Utente 292XXX
Gentilissimi Dottori,
sono stato operato il 23/02 u.s. con un impianto di protesi peniena tricomponente ams 700 lgx. Contrariamente a quanto sussurratomi dal tecnico della ams in sala operatoria il chirurgo non ha lasciato la protesi attivata all'80% ma solo al 60%. Questo è stato tuttavia sufficiente a determinare un edema tale per cui il chirurgo dopo due settimane ha deciso di procedere allo sgonfiamento della protesi. Volevo sapere se sulla scorta della Vostra esperienza tale periodo e tale periodo di sussistenza dello stesso è sufficiente per contenere il c.d. effetto Coffin.

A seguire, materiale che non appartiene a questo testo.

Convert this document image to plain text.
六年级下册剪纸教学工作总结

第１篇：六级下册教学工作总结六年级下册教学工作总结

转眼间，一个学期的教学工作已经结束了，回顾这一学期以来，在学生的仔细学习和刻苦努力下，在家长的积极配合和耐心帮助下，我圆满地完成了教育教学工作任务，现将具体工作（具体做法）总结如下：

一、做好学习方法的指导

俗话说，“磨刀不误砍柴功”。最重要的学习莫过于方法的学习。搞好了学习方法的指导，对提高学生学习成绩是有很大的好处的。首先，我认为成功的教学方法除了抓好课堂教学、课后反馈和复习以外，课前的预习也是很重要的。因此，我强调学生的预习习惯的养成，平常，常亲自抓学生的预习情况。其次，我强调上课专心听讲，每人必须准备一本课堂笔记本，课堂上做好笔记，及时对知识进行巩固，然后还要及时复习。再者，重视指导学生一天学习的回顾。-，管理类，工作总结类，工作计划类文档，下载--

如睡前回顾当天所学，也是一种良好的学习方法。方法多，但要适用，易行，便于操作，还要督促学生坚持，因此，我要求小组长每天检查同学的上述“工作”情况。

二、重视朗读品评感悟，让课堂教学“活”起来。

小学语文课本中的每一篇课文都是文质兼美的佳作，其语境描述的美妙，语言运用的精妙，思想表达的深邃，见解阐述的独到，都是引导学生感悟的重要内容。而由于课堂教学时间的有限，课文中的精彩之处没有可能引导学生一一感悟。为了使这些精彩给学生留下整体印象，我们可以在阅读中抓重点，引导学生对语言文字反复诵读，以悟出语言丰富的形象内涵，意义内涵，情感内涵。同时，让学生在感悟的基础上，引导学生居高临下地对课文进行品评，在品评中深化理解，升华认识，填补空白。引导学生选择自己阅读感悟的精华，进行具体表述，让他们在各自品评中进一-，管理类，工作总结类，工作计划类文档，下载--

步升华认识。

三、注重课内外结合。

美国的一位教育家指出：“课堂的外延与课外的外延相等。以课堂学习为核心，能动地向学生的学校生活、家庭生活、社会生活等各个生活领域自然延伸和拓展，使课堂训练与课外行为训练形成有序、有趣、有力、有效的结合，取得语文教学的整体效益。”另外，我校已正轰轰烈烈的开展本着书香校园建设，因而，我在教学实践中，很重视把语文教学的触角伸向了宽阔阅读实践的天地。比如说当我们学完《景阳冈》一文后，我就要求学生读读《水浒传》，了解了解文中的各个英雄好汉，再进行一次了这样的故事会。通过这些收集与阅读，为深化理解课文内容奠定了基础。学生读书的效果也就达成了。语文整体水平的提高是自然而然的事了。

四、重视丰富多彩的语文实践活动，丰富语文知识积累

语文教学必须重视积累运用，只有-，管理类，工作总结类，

Vorrei poi chiederVi, visto che a tutt'oggi il pene mostra una sostanziale incapacità di raggiungere una dimensione ed una inclinazione paragonabile paragonabile a quella pre-intervento, (sorvolando sulla dolorosità dell'attivazione della pompa in questa fase), quanto tempo occorrerà orientativamente pperchè questo accada. Premesso che seguo le indicazioni del chirurgo di attivare la stessa un'ora la mattina e un'ora la sera.
Grazie infinite a chi potrà rispondermi.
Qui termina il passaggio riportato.